Method: Feet hip width stance – hands just outside shoulders – bar sits on upper chest - elbows slightly in front of bar – overhand grip on bar – bar moves over the middle of the foot – torso and legs static – heels down – shoulders push up into the bar – complete with full arm extension and repeat.

5.  Obliques
Not only does this work your obliques, it works your lower, mid and upper abdominals too!
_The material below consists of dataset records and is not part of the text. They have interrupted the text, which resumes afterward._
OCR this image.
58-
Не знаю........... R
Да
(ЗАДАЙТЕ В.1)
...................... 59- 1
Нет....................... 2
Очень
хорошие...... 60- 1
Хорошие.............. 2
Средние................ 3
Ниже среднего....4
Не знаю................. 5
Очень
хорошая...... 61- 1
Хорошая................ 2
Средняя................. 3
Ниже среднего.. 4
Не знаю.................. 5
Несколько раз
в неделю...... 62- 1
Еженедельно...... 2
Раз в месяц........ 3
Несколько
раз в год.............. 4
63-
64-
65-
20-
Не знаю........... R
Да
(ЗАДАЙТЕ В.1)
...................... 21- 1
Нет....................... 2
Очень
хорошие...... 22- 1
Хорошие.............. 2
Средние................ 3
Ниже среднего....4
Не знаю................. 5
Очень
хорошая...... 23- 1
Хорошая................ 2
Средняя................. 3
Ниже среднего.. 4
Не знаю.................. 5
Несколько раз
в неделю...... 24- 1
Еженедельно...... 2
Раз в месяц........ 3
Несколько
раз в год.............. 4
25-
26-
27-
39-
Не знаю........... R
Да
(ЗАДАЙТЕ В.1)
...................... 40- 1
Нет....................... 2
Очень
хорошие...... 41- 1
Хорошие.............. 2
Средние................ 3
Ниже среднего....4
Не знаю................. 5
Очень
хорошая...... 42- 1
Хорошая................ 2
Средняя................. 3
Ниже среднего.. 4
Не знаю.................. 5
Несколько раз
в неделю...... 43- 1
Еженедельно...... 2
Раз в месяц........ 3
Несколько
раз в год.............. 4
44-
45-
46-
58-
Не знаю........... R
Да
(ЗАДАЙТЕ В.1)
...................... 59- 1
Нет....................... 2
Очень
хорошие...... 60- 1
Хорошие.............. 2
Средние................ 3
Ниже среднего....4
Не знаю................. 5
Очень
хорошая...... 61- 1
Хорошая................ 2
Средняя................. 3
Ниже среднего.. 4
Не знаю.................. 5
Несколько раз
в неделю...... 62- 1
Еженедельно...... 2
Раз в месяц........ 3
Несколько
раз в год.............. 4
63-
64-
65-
Method: Lying on back with knees flexed in table top position – feet hip width – fingers on temples – tummy tight – bring opposite elbow to opposite knee – extend opposite leg straight – repeat on other side.

6.  Dumbbell Front Lunges
The lunge is a great lower body exercise that works several muscle groups at once i.e. glutes, hips, hamstrings, quadriceps, abdominals and calves.

Method: Hold dumbbells at shoulders – one leg steps forward – keep heel of forward leg down – raise heel of back leg – lower torso until back knee gently touches the ground – front shin remains vertical – complete at full hip and knee extension – 1 or 2 dumbbells can be used.

7.  Pull-ups
Pull-ups target your latissimus dorsi better than any other exercise.  They also work your biceps, upper back and forearms.

Method: Hands just outside shoulder-width – overhand grip on bar – start hanging with arms extended – pull up until chin is higher than bar – drop torso back down with arms extended and repeat.  This movement can be modified by doing a lat pull-down.

Tip for all movements
Make sure you breathe out on the effort of each movement and inhale on the release part of the movement.

Kieran Keenan is an advanced personal trainer and the owner of Fitsquad.